La differenza maggiore sta proprio nella centralità del personaggio di Niegus, interpretato, per l'appunto, dallo stesso Scida. Questo semplice impiegato è il braccio destro di Zeta, una sorta di Arlecchino, squattrinato, affamato e pasticcione, ma anche scaltro e opportunista. In questa versione, Niegus da personaggio secondario passa in primo piano, prendendo in mano i fili non solo della trama, ma dello spettacolo stesso.

All'inizio del secondo atto, addirittura, Scida si concede una lunga pausa in cui interrompe la narrazione, conversando con il pubblico, come un presentatore o un stand up comedian. e chiedendone la partecipazione.

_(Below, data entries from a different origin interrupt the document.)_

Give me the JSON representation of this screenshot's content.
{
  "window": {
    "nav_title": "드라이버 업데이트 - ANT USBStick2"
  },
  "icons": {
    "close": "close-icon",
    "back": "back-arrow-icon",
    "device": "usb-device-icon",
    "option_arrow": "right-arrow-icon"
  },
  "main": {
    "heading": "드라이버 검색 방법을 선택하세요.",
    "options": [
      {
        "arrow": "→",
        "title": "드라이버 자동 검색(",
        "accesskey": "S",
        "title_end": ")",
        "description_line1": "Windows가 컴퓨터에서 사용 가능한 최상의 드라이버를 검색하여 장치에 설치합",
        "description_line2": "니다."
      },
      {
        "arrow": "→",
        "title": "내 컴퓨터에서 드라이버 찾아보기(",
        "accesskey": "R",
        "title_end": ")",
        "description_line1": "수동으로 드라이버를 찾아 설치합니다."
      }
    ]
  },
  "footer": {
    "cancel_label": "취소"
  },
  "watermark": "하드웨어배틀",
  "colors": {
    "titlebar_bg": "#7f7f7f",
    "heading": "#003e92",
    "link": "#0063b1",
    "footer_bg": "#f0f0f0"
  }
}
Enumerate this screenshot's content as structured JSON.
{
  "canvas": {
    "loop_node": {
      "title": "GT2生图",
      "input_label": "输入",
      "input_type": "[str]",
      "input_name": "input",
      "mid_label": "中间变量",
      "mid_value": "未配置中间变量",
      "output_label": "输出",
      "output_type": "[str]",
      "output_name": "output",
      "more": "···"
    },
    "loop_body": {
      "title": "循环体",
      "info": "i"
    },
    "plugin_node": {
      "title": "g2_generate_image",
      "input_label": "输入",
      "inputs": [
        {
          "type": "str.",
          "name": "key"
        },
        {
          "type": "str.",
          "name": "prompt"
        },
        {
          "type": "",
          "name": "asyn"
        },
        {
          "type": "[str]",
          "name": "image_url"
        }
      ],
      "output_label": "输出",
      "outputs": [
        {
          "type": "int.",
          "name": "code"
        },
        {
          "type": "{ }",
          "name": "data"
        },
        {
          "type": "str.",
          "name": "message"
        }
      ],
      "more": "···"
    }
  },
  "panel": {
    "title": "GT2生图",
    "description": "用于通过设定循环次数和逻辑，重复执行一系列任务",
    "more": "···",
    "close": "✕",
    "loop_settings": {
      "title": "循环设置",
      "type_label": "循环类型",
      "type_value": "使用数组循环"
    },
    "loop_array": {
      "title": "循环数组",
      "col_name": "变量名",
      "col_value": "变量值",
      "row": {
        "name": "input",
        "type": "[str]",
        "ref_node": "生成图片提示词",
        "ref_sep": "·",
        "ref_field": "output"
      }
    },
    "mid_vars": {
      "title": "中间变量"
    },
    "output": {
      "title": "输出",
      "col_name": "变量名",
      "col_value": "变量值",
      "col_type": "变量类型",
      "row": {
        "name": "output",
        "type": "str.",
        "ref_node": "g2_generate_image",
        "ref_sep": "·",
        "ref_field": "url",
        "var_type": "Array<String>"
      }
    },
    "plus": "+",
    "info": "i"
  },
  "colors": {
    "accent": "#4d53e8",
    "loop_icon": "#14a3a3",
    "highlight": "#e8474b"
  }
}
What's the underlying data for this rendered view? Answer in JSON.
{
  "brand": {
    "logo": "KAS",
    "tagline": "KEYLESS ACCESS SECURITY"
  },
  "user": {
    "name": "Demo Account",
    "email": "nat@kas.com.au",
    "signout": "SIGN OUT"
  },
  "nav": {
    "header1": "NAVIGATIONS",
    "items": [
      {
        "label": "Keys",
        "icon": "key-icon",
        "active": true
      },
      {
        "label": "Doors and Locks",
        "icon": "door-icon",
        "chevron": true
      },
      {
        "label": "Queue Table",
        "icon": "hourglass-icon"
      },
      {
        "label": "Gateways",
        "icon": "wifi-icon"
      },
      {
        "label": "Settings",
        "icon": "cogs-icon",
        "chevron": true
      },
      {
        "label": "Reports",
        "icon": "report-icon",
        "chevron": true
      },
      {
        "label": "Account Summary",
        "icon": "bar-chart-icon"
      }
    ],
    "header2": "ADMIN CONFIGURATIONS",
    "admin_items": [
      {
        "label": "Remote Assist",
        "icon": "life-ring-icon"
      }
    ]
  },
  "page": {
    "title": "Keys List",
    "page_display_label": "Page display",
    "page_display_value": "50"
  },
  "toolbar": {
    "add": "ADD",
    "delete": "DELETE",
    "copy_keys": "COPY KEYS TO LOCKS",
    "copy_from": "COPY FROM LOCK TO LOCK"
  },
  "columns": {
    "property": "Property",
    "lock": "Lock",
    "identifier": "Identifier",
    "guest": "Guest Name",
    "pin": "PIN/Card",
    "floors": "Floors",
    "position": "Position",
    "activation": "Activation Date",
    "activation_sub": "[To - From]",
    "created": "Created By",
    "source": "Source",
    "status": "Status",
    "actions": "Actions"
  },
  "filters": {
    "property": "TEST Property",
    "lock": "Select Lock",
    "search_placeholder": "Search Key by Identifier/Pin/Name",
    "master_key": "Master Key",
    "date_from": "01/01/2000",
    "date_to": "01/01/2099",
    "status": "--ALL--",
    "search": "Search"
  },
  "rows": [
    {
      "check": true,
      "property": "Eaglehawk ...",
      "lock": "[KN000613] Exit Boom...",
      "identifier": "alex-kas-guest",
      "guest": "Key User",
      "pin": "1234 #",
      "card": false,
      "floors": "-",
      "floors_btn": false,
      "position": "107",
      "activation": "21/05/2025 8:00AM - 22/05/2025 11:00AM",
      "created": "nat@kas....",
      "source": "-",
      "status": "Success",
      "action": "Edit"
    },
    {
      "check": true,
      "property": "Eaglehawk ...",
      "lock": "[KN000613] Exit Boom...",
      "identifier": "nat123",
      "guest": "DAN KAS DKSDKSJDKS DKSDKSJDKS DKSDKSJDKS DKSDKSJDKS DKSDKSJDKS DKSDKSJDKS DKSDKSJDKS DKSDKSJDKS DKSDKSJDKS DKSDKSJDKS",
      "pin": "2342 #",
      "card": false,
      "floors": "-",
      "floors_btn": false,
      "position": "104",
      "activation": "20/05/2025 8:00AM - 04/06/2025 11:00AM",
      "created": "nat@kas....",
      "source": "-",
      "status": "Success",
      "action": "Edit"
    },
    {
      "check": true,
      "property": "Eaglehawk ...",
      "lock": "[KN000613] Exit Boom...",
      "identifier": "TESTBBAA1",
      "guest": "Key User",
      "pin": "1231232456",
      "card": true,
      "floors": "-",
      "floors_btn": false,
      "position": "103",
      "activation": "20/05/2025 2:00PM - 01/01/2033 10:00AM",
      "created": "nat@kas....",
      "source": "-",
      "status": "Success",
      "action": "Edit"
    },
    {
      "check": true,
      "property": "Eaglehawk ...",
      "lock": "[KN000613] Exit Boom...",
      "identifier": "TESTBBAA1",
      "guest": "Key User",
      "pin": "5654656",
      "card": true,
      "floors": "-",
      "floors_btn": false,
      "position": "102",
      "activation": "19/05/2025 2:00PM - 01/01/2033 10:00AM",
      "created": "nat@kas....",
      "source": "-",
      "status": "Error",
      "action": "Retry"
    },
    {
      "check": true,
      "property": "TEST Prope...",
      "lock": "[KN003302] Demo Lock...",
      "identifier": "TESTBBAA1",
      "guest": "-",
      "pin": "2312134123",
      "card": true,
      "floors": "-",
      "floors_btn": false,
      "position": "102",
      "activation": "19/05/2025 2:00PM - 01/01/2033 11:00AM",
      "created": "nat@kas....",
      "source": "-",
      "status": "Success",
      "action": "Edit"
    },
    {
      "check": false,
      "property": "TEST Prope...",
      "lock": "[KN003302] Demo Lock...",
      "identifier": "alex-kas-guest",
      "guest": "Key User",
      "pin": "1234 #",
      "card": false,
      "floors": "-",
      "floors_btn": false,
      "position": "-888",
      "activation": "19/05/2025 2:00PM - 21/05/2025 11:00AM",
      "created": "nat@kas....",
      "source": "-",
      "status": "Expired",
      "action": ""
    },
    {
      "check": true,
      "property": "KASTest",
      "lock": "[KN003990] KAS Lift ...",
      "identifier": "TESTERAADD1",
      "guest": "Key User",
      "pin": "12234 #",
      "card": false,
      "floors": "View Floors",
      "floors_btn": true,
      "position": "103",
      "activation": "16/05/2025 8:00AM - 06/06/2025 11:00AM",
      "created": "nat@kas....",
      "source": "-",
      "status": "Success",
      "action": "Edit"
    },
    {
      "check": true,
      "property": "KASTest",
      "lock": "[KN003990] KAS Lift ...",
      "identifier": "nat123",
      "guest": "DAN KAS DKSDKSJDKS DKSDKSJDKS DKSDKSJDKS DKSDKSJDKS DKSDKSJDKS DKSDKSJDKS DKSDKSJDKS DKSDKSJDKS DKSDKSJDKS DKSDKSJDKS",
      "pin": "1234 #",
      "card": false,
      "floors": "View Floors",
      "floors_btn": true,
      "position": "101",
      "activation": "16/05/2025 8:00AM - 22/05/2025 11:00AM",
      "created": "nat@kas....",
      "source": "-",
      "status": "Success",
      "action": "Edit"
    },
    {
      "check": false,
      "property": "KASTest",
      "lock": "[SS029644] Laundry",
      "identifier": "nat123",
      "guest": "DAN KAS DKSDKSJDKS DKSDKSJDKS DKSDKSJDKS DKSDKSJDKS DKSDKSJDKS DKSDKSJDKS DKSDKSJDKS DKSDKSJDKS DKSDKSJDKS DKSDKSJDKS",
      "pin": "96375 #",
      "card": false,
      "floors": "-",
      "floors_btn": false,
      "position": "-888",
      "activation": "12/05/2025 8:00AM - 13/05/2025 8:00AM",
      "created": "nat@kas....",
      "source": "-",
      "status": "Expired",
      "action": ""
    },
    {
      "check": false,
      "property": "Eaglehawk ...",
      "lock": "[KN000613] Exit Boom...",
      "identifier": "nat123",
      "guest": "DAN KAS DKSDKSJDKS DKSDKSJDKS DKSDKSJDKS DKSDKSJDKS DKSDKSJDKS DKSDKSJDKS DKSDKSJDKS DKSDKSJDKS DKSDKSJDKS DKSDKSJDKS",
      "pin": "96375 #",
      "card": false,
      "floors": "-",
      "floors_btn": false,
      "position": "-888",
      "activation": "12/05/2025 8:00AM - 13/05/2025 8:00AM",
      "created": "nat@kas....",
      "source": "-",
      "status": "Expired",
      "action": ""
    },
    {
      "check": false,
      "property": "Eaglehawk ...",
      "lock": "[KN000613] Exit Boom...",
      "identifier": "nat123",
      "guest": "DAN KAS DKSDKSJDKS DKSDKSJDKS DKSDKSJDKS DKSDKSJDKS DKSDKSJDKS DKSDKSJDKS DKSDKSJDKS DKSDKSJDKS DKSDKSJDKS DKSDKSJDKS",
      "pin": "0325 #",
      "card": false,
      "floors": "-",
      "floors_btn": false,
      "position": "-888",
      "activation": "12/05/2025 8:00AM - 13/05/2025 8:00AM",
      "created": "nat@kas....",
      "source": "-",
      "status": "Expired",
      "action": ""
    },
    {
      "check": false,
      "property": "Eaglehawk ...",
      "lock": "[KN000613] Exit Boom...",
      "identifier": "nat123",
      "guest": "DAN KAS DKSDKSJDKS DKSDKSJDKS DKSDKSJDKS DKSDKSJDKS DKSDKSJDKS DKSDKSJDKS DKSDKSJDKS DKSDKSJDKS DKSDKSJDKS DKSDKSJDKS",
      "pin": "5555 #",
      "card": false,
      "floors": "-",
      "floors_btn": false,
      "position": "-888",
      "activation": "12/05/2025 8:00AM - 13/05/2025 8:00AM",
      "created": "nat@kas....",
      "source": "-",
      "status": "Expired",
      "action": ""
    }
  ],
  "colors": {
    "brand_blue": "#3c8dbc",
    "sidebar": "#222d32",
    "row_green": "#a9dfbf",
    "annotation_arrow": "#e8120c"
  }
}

Un intermezzo spiazzante ma molto apprezzato dagli spettatori, una parentesi che dà nuova linfa all'intera opera e che avvalora con una inattesa ironia la parte finale dello spettacolo, che, fino al primo atto, non era mai uscito dai canoni.
Parti recitate, ballate e cantate si alternano sul palco con il giusto ritmo. Le celebri musiche di Lehár fanno cantare gli appassionati, gli intermezzi recitati fanno ridere i meno avvezzi alla materia e i balletti coreografati da Stefania Cotroneo lasciano indifferentemente incantati gli uni e gli altri. Un miscuglio che soddisfa un po' tutti, amalgamando con gusto elementi classici e moderni.